IoT Analytics Benchmark is a simulation of data analytics being run on a stream of sensor data, for example, factory machines being monitored for impending failure conditions.
IoT Analytics Benchmark consists of 3 components:
-
iotgen - generates synthetic training data files using a simple randomized model.

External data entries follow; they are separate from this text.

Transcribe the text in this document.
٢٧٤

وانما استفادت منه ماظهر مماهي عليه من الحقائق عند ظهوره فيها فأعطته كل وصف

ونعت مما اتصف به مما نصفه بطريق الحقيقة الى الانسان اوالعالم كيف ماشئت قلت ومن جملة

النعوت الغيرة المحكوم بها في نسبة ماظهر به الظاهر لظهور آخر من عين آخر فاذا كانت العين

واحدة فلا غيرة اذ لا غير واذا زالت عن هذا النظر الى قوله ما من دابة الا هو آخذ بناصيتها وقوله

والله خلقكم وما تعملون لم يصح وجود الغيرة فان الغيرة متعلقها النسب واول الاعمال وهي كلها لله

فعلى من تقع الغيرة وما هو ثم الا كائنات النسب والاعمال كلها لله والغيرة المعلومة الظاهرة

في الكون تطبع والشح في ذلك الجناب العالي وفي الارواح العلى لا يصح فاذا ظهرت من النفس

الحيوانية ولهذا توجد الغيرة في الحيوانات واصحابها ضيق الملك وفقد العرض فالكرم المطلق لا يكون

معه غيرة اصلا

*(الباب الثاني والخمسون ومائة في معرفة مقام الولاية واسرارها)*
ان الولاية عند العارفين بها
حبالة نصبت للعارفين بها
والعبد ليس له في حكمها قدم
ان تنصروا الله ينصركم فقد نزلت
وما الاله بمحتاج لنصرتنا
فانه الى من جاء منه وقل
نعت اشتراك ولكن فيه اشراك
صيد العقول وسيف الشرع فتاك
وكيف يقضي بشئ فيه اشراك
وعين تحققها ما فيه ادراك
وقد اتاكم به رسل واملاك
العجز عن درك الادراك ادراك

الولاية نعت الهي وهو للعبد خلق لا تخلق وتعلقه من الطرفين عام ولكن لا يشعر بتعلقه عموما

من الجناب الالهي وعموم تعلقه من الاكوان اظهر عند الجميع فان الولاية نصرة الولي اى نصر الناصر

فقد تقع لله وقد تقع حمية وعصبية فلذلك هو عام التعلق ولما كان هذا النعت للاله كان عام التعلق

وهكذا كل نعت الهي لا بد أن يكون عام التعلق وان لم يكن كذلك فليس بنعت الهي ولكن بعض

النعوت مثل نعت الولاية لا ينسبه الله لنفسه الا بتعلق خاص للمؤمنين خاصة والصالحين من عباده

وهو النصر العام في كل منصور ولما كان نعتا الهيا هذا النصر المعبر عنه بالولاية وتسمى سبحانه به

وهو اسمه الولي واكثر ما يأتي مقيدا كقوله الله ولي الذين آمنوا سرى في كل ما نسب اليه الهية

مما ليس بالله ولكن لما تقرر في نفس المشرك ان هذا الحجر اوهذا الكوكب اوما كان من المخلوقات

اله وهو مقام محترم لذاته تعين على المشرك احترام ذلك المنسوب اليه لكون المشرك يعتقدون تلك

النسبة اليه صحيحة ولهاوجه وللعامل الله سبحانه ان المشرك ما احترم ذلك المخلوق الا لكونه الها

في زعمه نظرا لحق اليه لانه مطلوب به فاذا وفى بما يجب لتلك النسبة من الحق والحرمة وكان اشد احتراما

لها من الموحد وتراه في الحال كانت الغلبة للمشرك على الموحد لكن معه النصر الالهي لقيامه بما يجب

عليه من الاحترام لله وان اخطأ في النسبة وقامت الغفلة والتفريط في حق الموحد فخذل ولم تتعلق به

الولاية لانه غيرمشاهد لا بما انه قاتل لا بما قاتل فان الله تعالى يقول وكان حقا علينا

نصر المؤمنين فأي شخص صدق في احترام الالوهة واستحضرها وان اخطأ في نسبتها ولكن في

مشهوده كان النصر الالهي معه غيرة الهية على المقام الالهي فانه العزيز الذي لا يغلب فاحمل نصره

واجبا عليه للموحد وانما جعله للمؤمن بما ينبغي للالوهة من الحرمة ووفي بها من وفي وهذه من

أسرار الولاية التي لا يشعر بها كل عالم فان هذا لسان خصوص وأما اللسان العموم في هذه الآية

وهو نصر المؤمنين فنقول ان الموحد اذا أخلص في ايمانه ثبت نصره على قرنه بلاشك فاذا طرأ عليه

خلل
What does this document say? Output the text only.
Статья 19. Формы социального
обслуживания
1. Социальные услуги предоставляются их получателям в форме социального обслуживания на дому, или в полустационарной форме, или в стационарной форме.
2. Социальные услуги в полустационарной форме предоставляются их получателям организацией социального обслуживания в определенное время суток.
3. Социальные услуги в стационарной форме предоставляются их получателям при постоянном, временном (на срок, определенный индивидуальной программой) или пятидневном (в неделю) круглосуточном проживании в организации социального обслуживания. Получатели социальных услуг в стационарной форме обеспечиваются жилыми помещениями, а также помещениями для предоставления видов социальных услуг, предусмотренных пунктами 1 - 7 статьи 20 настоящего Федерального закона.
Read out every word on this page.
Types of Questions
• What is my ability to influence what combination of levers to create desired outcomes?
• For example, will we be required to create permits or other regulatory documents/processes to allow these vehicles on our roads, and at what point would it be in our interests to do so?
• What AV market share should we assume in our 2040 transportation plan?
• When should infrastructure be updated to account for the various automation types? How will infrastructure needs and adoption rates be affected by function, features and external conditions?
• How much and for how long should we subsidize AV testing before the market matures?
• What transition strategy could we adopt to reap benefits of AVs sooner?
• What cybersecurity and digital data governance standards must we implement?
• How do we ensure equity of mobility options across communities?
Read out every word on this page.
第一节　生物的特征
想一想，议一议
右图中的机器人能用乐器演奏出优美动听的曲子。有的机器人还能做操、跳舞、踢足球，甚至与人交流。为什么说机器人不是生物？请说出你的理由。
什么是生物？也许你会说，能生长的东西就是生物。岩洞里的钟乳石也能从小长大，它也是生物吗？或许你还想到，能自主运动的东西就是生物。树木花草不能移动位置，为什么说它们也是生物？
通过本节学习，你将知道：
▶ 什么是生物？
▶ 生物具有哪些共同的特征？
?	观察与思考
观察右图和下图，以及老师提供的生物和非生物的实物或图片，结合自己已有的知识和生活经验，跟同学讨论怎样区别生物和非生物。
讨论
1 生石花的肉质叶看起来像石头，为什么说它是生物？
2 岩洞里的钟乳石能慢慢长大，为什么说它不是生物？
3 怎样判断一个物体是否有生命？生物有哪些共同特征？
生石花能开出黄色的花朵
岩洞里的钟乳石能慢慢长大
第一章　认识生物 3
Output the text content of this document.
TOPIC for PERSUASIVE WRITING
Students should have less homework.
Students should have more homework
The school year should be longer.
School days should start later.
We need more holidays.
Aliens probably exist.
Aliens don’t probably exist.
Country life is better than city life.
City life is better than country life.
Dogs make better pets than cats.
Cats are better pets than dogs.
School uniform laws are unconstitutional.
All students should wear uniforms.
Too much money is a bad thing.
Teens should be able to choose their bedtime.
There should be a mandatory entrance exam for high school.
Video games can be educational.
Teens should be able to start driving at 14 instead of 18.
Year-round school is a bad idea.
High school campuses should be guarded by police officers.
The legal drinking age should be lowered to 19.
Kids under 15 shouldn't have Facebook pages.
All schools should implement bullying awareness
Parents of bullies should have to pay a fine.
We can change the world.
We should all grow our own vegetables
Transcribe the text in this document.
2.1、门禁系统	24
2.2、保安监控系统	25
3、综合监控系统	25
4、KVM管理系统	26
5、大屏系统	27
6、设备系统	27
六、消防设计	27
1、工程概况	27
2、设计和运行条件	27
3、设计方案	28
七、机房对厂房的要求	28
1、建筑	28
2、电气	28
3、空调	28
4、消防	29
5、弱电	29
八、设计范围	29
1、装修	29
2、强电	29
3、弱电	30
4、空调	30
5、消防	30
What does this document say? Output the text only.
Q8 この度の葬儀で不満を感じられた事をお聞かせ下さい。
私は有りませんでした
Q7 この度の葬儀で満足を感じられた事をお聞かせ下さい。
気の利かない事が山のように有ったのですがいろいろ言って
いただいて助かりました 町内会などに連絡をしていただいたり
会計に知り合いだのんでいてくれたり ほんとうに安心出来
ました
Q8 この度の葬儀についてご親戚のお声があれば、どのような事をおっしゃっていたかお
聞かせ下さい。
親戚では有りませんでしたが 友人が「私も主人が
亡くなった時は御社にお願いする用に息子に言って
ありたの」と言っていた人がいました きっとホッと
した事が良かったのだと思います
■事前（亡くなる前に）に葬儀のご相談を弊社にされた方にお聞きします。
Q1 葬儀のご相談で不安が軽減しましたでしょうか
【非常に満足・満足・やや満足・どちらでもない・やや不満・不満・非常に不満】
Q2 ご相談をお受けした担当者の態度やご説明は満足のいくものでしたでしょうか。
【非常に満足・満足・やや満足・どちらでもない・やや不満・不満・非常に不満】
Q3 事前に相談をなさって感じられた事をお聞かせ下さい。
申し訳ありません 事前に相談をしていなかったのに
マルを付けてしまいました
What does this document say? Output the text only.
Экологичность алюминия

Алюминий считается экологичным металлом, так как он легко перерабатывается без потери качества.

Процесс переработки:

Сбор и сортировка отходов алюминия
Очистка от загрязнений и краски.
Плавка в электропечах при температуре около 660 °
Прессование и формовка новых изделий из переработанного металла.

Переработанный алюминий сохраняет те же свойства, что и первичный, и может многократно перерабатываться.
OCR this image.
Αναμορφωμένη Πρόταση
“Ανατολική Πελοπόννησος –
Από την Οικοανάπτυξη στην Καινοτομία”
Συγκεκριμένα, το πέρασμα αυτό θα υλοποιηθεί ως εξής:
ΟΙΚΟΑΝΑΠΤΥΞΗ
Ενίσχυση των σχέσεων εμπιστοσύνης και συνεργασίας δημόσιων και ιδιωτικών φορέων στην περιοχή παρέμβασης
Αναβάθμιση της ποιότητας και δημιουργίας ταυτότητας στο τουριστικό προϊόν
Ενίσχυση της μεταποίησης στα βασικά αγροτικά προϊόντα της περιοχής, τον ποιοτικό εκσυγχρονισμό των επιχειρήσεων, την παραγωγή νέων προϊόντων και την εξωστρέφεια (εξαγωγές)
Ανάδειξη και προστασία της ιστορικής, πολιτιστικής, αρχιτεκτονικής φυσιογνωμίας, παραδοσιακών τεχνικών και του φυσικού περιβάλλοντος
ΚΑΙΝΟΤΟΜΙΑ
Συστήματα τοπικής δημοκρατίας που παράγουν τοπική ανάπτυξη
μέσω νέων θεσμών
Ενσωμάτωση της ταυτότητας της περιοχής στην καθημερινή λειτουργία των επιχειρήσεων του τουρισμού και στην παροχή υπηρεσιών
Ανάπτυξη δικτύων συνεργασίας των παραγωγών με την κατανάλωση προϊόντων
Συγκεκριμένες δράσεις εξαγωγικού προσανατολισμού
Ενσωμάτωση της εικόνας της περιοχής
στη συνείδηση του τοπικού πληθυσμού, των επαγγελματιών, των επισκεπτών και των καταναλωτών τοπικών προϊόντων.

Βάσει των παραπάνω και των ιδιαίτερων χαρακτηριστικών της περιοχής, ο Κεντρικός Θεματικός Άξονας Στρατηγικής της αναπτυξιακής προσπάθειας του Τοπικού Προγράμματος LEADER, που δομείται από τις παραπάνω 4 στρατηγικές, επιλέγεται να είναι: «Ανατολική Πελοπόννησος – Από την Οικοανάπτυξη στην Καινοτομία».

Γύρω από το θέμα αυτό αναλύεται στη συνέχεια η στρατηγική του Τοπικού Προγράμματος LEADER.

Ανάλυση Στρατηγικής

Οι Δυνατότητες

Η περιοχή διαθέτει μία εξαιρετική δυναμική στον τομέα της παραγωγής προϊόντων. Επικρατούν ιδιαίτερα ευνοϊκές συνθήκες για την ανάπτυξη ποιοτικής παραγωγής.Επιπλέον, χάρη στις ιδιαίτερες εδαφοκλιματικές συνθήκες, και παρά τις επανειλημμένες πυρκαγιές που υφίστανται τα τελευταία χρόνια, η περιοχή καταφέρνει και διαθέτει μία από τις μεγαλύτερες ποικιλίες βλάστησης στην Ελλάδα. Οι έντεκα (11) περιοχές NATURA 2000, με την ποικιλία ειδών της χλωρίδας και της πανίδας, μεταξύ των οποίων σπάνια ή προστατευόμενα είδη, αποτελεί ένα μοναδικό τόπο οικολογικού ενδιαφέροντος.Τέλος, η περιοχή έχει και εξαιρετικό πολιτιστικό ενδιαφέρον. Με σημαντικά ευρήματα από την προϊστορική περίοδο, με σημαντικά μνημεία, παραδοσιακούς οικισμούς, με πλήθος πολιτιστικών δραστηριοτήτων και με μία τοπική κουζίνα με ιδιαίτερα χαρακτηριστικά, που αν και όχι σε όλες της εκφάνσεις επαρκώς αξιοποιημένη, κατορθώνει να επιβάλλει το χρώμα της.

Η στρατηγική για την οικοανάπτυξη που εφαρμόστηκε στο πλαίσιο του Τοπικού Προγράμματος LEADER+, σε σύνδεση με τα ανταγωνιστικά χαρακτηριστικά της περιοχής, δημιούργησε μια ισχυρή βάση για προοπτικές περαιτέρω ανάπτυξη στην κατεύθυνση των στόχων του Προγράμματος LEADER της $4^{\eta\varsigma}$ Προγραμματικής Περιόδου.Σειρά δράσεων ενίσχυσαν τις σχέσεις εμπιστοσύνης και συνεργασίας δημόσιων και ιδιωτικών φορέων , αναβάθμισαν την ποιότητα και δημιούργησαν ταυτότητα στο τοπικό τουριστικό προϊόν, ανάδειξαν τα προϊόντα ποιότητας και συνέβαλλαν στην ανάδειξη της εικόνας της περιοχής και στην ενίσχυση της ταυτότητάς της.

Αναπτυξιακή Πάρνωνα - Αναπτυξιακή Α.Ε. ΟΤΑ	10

Each row of sensor values is preceded by a label, either 1, or 0, indicating whether that set of values would trigger the failure condition
-
iottrain - uses the pre-labeled training data to train a Spark machine learning library model
-
iotstream - applies that model to a stream of incoming sensor values (generated by a separate program) using Spark Streaming, indicating when the impending failure conditions need attention.
In the real world the data that iotgen simulates would be collected over time from actual conditions. iottrain would be a batch job that would be run periodically offline. iotstream is a small program that can be run on a single edge gateway in a factory.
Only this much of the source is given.